# More grouse



## gregkdc (May 19, 2008)

Finally some grouse success! I went with a couple of my brothers in southern utah county and my brother's dog made all the difference in the world. Also we noticed that many people say they see grouse when they go elk hunting so we decided to go to a place that is known to have elk and it worked. In total we saw six birds (2 blues, 4 ruffs) and of those we shot 2 ruffs and one blue. The birds seemed to be concentrated on a single ridge and couldn't be found anywhere else.
This is the ridge they where on, we found them on top in the really thick growth. 
[attachment=2:3rnyvebi]Photo0046.jpg[/attachment:3rnyvebi]
Also they birds always seem to be in the same type of habitat, what are these bushes?
[attachment=1:3rnyvebi]Photo0048.jpg[/attachment:3rnyvebi]
I forgot to take some pictures of the birds until after I cleaned them. Here are my quests waiting for dinner.
[attachment=0:3rnyvebi]Photo0050.jpg[/attachment:3rnyvebi]


----------



## StillAboveGround (Aug 20, 2011)

Hard to tell for sure from pic, but your bushes might be choke cherry...
Nice looking grouse in the pot!


----------



## gregkdc (May 19, 2008)

Thanks! The picture isn't the best but thats the best my phone can do. I ask becuase everytime we find ruffs and sometimes blues they are in these bushes.


----------



## Critter (Mar 20, 2010)

The bushes could be rose hips.


----------



## sittingbull (Feb 1, 2008)

I think it is Alder Buckthorn.


----------



## FC2Tuber (Oct 26, 2007)

I find most of my grouse in those bushes as well.


----------



## stimmie78 (Dec 8, 2007)

I find most of my grouse in my sights... 
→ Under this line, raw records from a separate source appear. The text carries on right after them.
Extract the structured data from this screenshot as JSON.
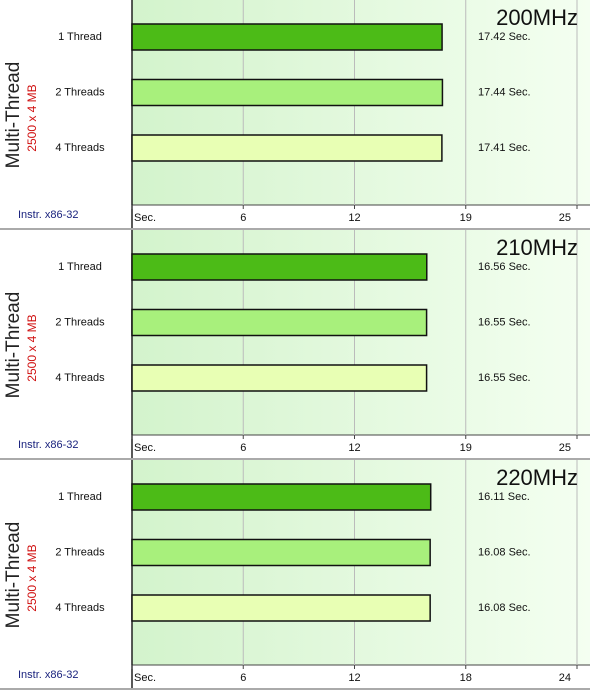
{
  "chart_data": [
    {
      "type": "bar",
      "title": "200MHz",
      "ylabel": "Multi-Thread",
      "subtitle": "2500 x 4 MB",
      "note": "Instr. x86-32",
      "categories": [
        "1 Thread",
        "2 Threads",
        "4 Threads"
      ],
      "values": [
        17.42,
        17.44,
        17.41
      ],
      "value_labels": [
        "17.42 Sec.",
        "17.44 Sec.",
        "17.41 Sec."
      ],
      "colors": [
        "#4cbb17",
        "#a8f07c",
        "#e8ffb4"
      ],
      "xlim": [
        0,
        25
      ],
      "xticks": [
        {
          "value": 0,
          "label": "Sec."
        },
        {
          "value": 6.25,
          "label": "6"
        },
        {
          "value": 12.5,
          "label": "12"
        },
        {
          "value": 18.75,
          "label": "19"
        },
        25
      ],
      "grid": true
    },
    {
      "type": "bar",
      "title": "210MHz",
      "ylabel": "Multi-Thread",
      "subtitle": "2500 x 4 MB",
      "note": "Instr. x86-32",
      "categories": [
        "1 Thread",
        "2 Threads",
        "4 Threads"
      ],
      "values": [
        16.56,
        16.55,
        16.55
      ],
      "value_labels": [
        "16.56 Sec.",
        "16.55 Sec.",
        "16.55 Sec."
      ],
      "colors": [
        "#4cbb17",
        "#a8f07c",
        "#e8ffb4"
      ],
      "xlim": [
        0,
        25
      ],
      "xticks": [
        {
          "value": 0,
          "label": "Sec."
        },
        {
          "value": 6.25,
          "label": "6"
        },
        {
          "value": 12.5,
          "label": "12"
        },
        {
          "value": 18.75,
          "label": "19"
        },
        25
      ],
      "grid": true
    },
    {
      "type": "bar",
      "title": "220MHz",
      "ylabel": "Multi-Thread",
      "subtitle": "2500 x 4 MB",
      "note": "Instr. x86-32",
      "categories": [
        "1 Thread",
        "2 Threads",
        "4 Threads"
      ],
      "values": [
        16.11,
        16.08,
        16.08
      ],
      "value_labels": [
        "16.11 Sec.",
        "16.08 Sec.",
        "16.08 Sec."
      ],
      "colors": [
        "#4cbb17",
        "#a8f07c",
        "#e8ffb4"
      ],
      "xlim": [
        0,
        24
      ],
      "xticks": [
        {
          "value": 0,
          "label": "Sec."
        },
        6,
        12,
        18,
        24
      ],
      "grid": true
    }
  ]
}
but actually I find them on old logging roads in a mix of quakies and pines..


----------



## guner (Sep 25, 2007)

:shock: Hey stimmie !
That is where I find my pine hens to !....... why dont you give me the coordinates and I will see if it's the same place


----------



## ddhunter (Jul 17, 2011)

I checked the crop of the birds I shot this morning and I would say there is a good reason that you find all your birds in those bushes. The berry that grows on them is the only thing in the crops of the birds, not even any other seeds.


----------